Cape Fear Indians

Total population
- Extinct

Regions with significant populations
- Originally from Cape Fear River, North Carolina

Languages
- unknown, possibly Siouan

Religion
- unknown

Related ethnic groups
- possibly Waccamaw, Winyah

= Cape Fear Indians =

Extinct Native American tribe from North Carolina

The Cape Fear Indians were a small, coastal tribe of Native Americans who lived on the Cape Fear River in North Carolina (now Carolina Beach State Park).

==Name and language==

The autonym of the Cape Fear Indians may have been Daw-hee. Their name for the area was Chicora. Of their villages, only one, Necoes, is known by name. The colonists noted Necoes as about 20 miles from the mouth of the Cape Fear River, in present-day Brunswick County. Their language is unknown and may have been a Siouan language.

==History==
Smallpox spread from Spanish colonies in Florida to the Carolinas in the 16th century. The population of the Cape Fear Indians was estimated to be 1,000 in 1600. A colonial census in 1715 recorded that they numbered 206.

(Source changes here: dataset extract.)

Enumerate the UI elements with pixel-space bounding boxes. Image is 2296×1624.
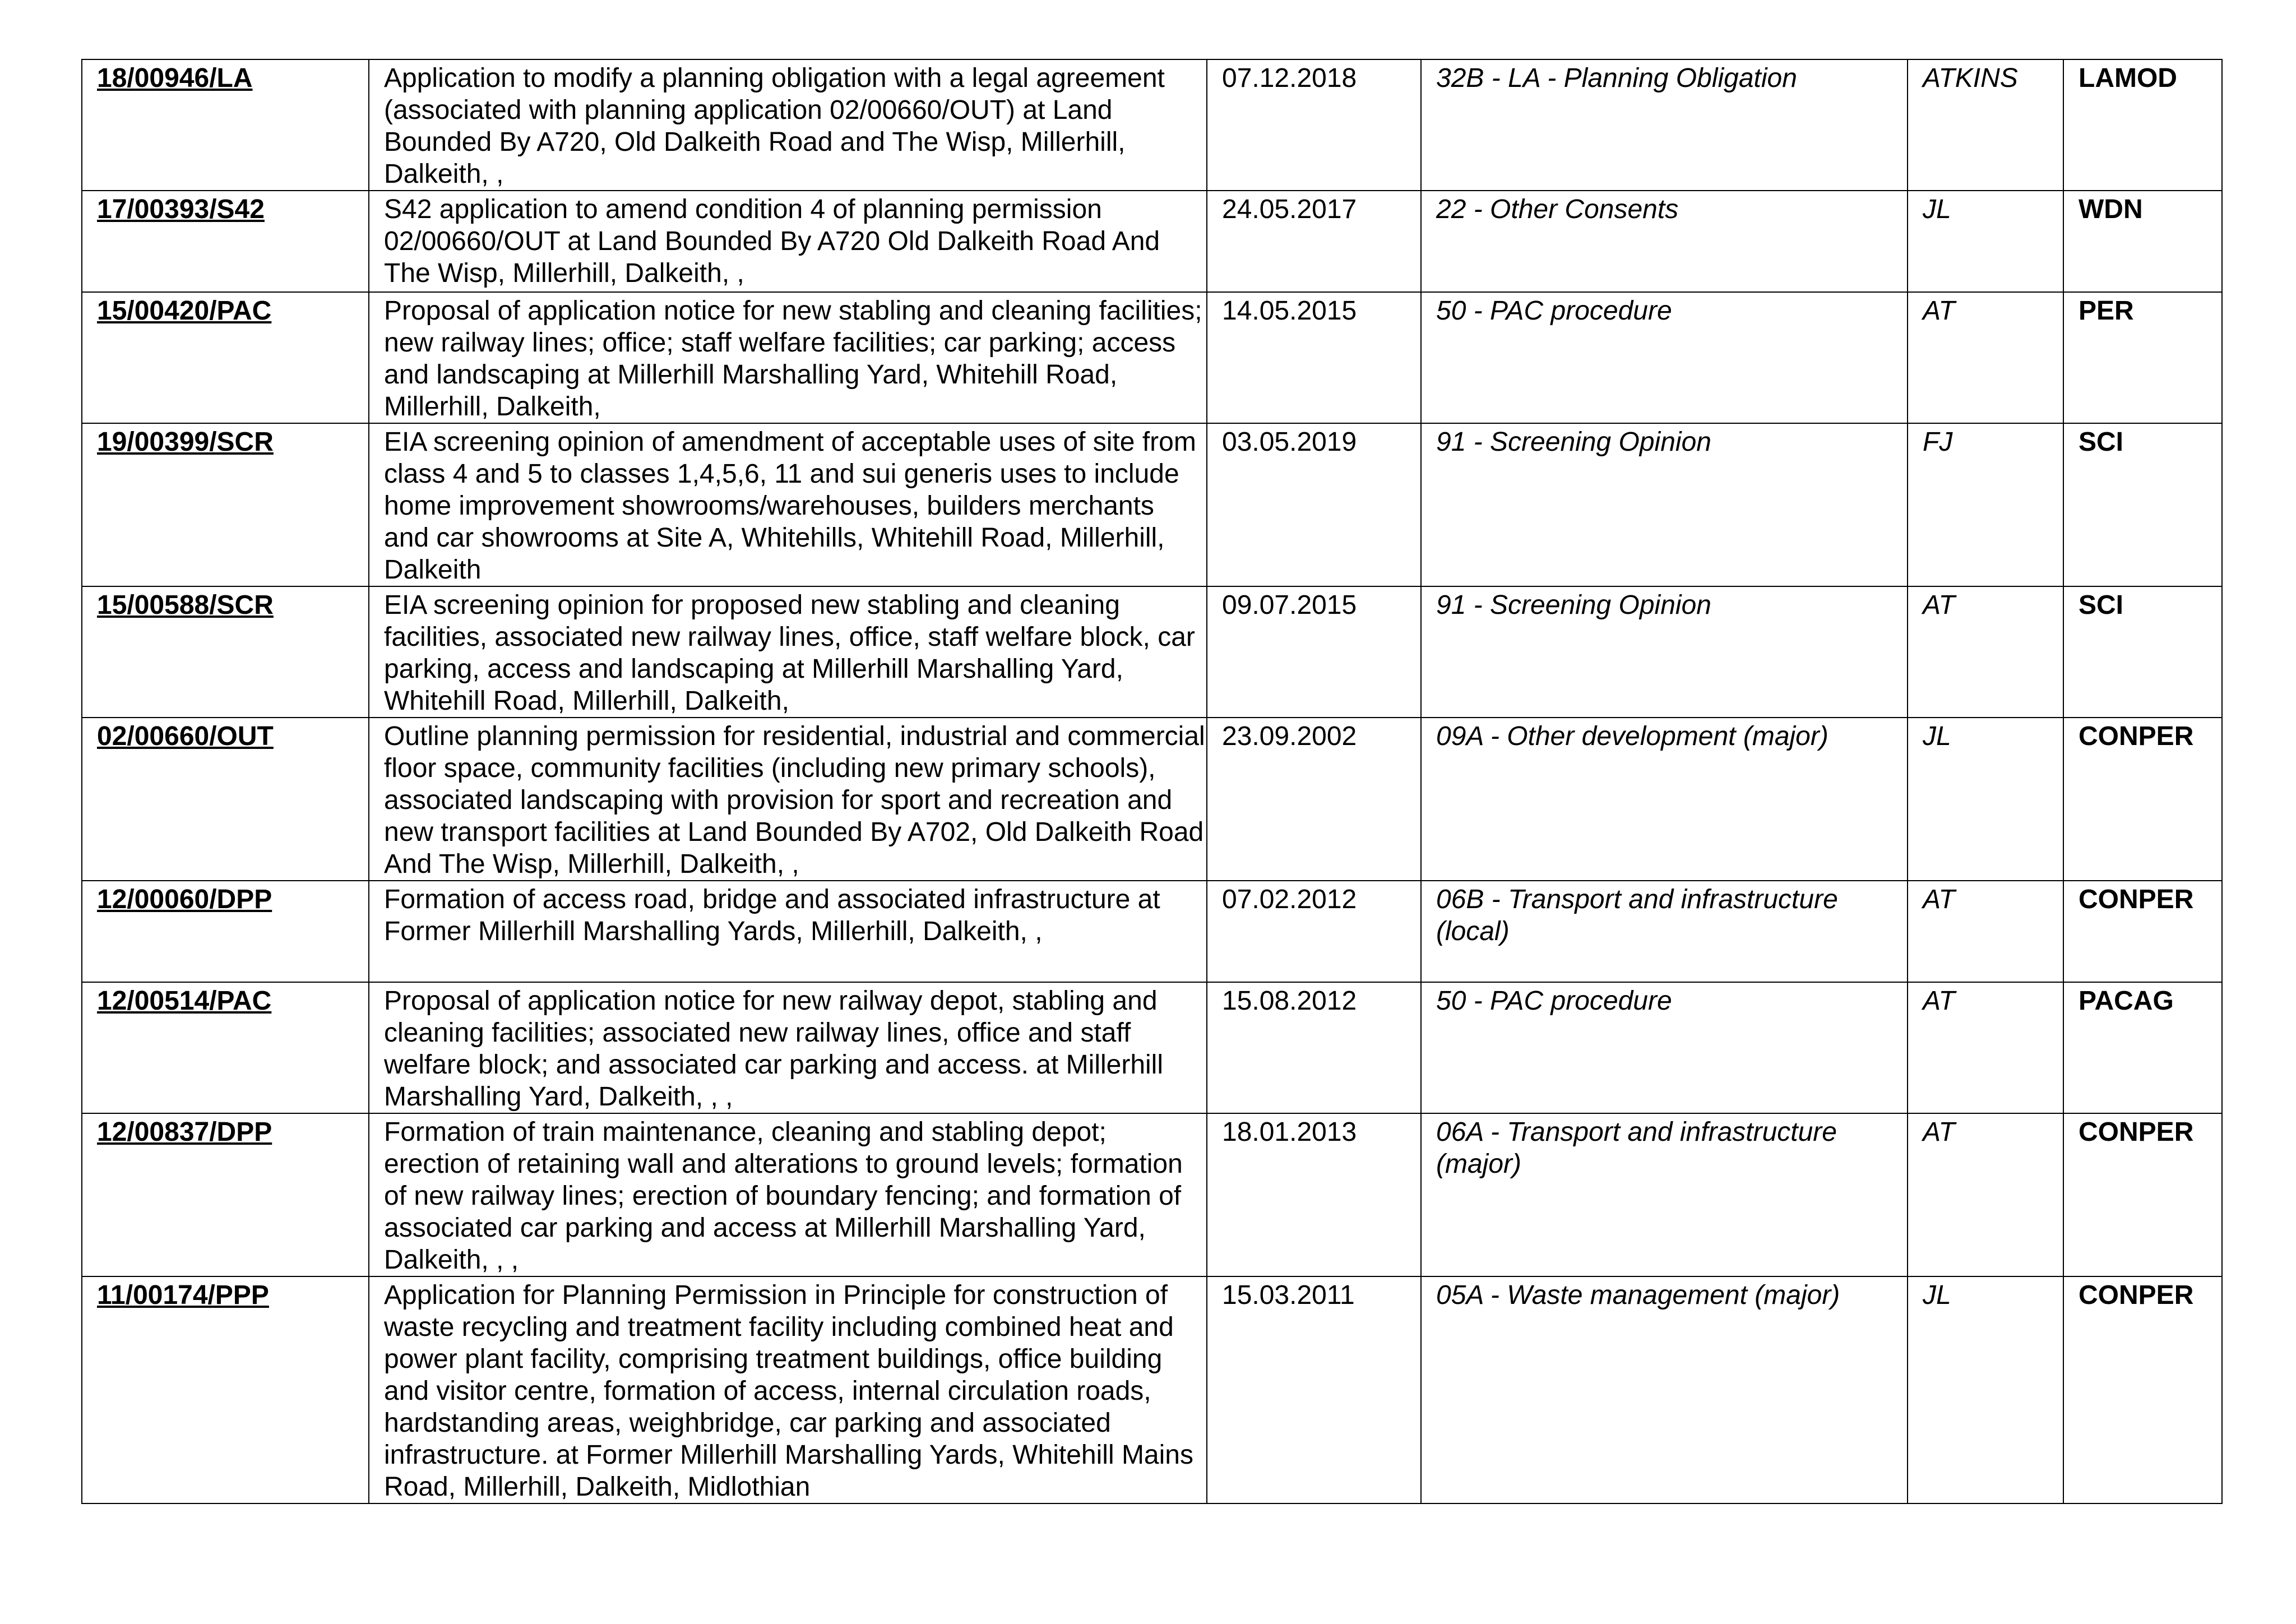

British colonist William Hilton observed 100 Indians at Cape Fear in 1662. One Indian individual sold to Hilton Cape Fear River and adjacent lands. In 1664 the settlement called Charles Towne was founded, but it was abandoned in 1667 after war broke out between the Cape Fear Indians and the settlers over British slavery of Indians. The second Charles Towne was founded near Cape Fear lands in 1670.;

Some Cape Fear Indians fought with their Catawba allies under Colonel John Barnwell against the Tuscarora in 1712. When the Tuscarora War broke out in North Carolina in 1711, South Carolina tribes joined in the fighting. In 1712, Cape Fear warriors and the Cheraw, Saxapahaw, Winyah, and Pedee served in British Captain John Bull's company to fight alongside the British against the Tuscarora and helped defeat them. As a result, most of the Tuscarora left the area and migrated north, reaching present-day New York and Ontario to join the related Haudenosaunee Confederacy of Iroquois tribes.

The Cape Fear Indians and the Winyah people migrated from their coastal villages up the Pee Dee River adjacent to a trading post the British founded in 1716. They eventually settled inland from Charleston in what is now known as Williamsburg County, South Carolina. In May 1749 provision was made by the Governor in Council to render protection to them through supplying their representatives with fifty pounds of bullets and twenty-five pounds of powder. There had previously been complaints that the Cape Fear were being abused and driven from nearby hunting lands by neighboring Europeans. It was ruled that they were a peaceable people and that their rights to hunt were protected by the government. Anthropologist John R. Swanton wrote, "In 1808 White neighbors remembered when as many as 30 Pedee and Cape Fear Indians lived in their old territories," but by this time "the Pedee and Cape Fear tribes were represented by one half-blood woman."